Not to stoke the fire, however, but kinda amused Pundit hasnt started a thread about the Dark Albion thread over there where a user blatantly misrepresents him by saying he stated that playing Blue Rose "forces homosexuality" (which links to article in which he says he found the homosexual themes in the game heavy-handed and forced). But maybe even he gets tired of responding to the BS every once in a while.

Ratman_tf

Quote from: TristramEvans;839689Theres only so many times one can have the same debate without it getting boring.
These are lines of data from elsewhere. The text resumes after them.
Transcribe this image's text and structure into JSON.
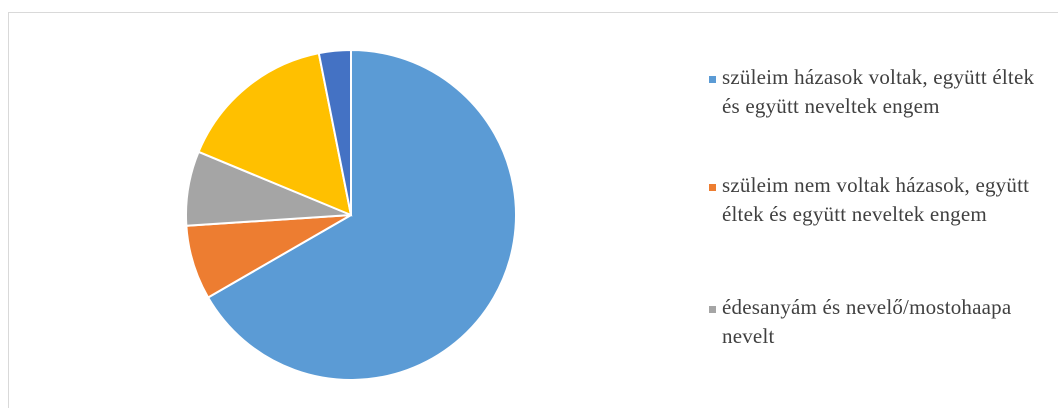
{
  "chart_data": {
    "type": "pie",
    "title": "",
    "legend_position": "right",
    "series": [
      {
        "name": "",
        "slices": [
          {
            "label": "szüleim házasok voltak, együtt éltek és együtt neveltek engem",
            "value": 64,
            "color": "#5b9bd5"
          },
          {
            "label": "szüleim nem voltak házasok, együtt éltek és együtt neveltek engem",
            "value": 7,
            "color": "#ed7d31"
          },
          {
            "label": "édesanyám és nevelő/mostohaapa nevelt",
            "value": 7,
            "color": "#a5a5a5"
          },
          {
            "label": "",
            "value": 15,
            "color": "#ffc000"
          },
          {
            "label": "",
            "value": 3,
            "color": "#4472c4"
          }
        ]
      }
    ],
    "legend": [
      {
        "label": "szüleim házasok voltak, együtt éltek és együtt neveltek engem",
        "color": "#5b9bd5"
      },
      {
        "label": "szüleim nem voltak házasok, együtt éltek és együtt neveltek engem",
        "color": "#ed7d31"
      },
      {
        "label": "édesanyám és nevelő/mostohaapa nevelt",
        "color": "#a5a5a5"
      }
    ]
  }
}
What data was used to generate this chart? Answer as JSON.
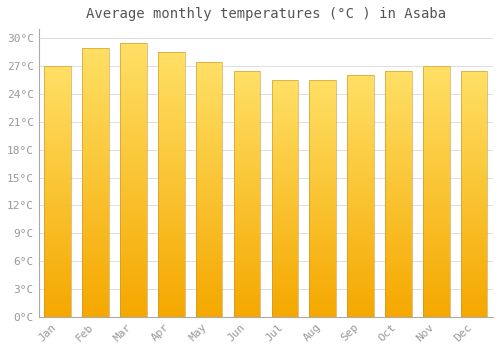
{
  "title": "Average monthly temperatures (°C ) in Asaba",
  "months": [
    "Jan",
    "Feb",
    "Mar",
    "Apr",
    "May",
    "Jun",
    "Jul",
    "Aug",
    "Sep",
    "Oct",
    "Nov",
    "Dec"
  ],
  "values": [
    27.0,
    29.0,
    29.5,
    28.5,
    27.5,
    26.5,
    25.5,
    25.5,
    26.0,
    26.5,
    27.0,
    26.5
  ],
  "background_color": "#ffffff",
  "grid_color": "#dddddd",
  "ylim": [
    0,
    31
  ],
  "yticks": [
    0,
    3,
    6,
    9,
    12,
    15,
    18,
    21,
    24,
    27,
    30
  ],
  "bar_color_bottom": "#F5A800",
  "bar_color_top": "#FFE066",
  "title_fontsize": 10,
  "tick_fontsize": 8,
  "figsize": [
    5.0,
    3.5
  ],
  "dpi": 100
}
As opposed to talking about Alignment or Dragonlance? :D
The notion of an exclusionary and hostile RPG community is a fever dream of zealots who view all social dynamics through a narrow keyhole of structural oppression.
-Haffrung

thedungeondelver

Everyone say hello to the SA goons stalking this thread!

Hello, goons!
THE DELVERS DUNGEON


Mcbobbo sums it up nicely.

Quote
Astrophysicists are reassessing Einsteinian relativity because the 28 billion l

jeff37923

Quote from: thedungeondelver;839720Everyone say hello to the SA goons stalking this thread!

Hello, goons!

Hello, fucktards!

Feel free to join the conversation if your balls ever drop.
"Meh."

TristramEvans

Quote from: Ratman_tf;839717As opposed to talking about Alignment or Dragonlance? :D

Before that thread, I hadnt talked about Dragonlance in 15 years

Shipyard Locked

Quote from: thedungeondelver;839720Everyone say hello to the SA goons stalking this thread!

Hello, goons!

Cool, how did you detect them!? Are they talking about us now somewhere? Can you link or quote any juicy comments from there? :D

TristramEvans

Quote from: Shipyard Locked;839728Cool, how did you detect them!? Are they talking about us now somewhere? Can you link or quote any juicy comments from there? :D

http://forums.somethingawful.com/showthread.php?threadid=3698899&userid=0&perpage=40&pagenumber=59

Beware the stupidity and cowardice. Not even laugh-worthy.